Considérant qu'aux termes de l'article 44 du décret du 17 janvier 1986 relatif aux dispositions générales applicables aux agents non titulaires de l'Etat : « (…) L'agent non titulaire à l'encontre duquel une sanction disciplinaire est envisagée a droit à la communication de l'intégralité de son dossier individuel et de tous documents annexes et à se faire assister par les défenseurs de son choix.
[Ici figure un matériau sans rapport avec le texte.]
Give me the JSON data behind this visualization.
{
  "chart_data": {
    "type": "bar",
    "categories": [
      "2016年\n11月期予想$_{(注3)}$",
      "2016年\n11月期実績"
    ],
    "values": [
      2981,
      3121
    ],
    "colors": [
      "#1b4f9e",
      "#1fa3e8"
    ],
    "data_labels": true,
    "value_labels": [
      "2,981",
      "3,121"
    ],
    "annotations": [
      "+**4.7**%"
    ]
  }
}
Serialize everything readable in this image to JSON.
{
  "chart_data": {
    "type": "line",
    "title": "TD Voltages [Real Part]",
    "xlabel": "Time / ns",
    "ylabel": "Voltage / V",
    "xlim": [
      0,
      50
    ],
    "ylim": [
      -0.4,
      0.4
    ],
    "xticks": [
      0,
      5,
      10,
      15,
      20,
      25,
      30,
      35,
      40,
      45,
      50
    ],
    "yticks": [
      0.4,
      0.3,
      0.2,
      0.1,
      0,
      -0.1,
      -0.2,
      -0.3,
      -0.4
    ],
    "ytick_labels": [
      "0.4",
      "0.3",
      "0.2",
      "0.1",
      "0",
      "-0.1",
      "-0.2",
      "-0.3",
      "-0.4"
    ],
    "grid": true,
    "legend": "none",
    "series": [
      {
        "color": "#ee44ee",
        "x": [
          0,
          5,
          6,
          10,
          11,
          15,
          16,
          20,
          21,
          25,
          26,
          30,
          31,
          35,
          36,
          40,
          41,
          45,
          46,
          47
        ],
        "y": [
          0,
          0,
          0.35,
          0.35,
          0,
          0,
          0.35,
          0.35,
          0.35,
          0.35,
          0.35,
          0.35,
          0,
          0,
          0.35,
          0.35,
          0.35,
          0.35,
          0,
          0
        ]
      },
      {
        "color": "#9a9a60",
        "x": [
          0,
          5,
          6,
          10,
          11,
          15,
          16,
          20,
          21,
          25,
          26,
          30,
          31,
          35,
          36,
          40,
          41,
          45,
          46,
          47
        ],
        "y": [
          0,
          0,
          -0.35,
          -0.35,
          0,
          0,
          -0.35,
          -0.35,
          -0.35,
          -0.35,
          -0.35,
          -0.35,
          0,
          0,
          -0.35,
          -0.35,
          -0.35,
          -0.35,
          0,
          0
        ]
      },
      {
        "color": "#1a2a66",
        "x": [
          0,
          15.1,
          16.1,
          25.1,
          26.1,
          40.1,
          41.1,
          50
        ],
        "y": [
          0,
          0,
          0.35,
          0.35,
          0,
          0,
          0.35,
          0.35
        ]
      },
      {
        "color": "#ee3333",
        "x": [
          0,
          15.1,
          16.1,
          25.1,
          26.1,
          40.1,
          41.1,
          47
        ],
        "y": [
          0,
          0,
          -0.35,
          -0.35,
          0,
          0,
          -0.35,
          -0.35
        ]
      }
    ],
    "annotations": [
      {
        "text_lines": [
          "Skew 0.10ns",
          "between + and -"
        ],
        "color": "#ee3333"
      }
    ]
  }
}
L'administration doit informer l'intéressé de son droit à communication du dossier. » ; qu'il résulte de ces dispositions que la faculté offerte à l'agent non titulaire faisant l'objet de poursuites disciplinaires d'être assisté de défenseurs de son choix est une modalité d'exercice de son droit à consultation de l'intégralité de son dossier, laquelle représente un élément essentiel de la procédure contradictoire devant l'administration en l'absence d'intervention d'un conseil de discipline, et qui constitue pour l'intéressé une garantie accessoire mais substantielle de ce droit ; qu'ainsi, pour que l'information de l'intéressé de son droit à communication du dossier soit régulière, cette information doit nécessairement mentionner la faculté pour l'agent d'être assisté de défenseurs de son choix ;

Considérant que si le ministre de l'éducation nationale soutient avoir invité le 13 mars 2001 M. X à consulter son dossier, ladite invitation ne mentionne pas la faculté pour l'intéressé d'être assisté d'un défenseur de son choix ; qu'ainsi la procédure à l'issue de laquelle a été prononcé le licenciement attaqué se trouve entachée d'irrégularité, sans que la circonstance dont le ministre de l'éducation nationale se prévaut, selon laquelle M. X a bénéficié d'un entretien préalable le 15 janvier 2001 et connaissait dans leur intégralité la nature des fautes qui lui étaient reprochées, ait une incidence sur l'irrégularité relevée, laquelle porte en elle-même atteinte aux garanties accordées à M. X par la réglementation qui lui était applicable ; que la décision du 5 avril 2001 prononçant le licenciement de M. X est, par suite, entachée d'illégalité ;

Considérant qu'il résulte de ce qui précède, et sans qu'il soit besoin d'examiner les autres moyens de la requête, que M. X est fondé à soutenir que c'est à tort que, par le jugement attaqué, le Tribunal administratif de Marseille a rejeté sa requête tendant à l'annulation de la décision par laquelle le recteur de l'académie d'Aix - Marseille a prononcé le 5 avril 2001 son licenciement pour faute ;

Sur les conclusions tendant à l'application des dispositions de l'article L.761-1 du code de justice administrative :

Considérant qu'il y a lieu, dans les circonstances de l'espèce, en application des dispositions de l'article susvisé, de condamner l'Etat à payer à M. X une somme de 1 500 euros au titre des frais exposés et non compris dans les dépens ;

DÉCIDE :

Article 1er : Le jugement du Tribunal administratif de Marseille en date du 1er juillet 2004 et la décision par laquelle le recteur de l'académie d'Aix - Marseille a prononcé le 5 avril 2001 son licenciement sont annulés.

Article 2 : L'Etat versera à M. X la somme de 1 500 euros au titre de l'article L.761-1 du code de justice administrative.

Article 3 : Le présent arrêt sera notifié à M. Jean-Pierre X et au ministre de l'éducation nationale, de l'enseignement supérieur et de la recherche.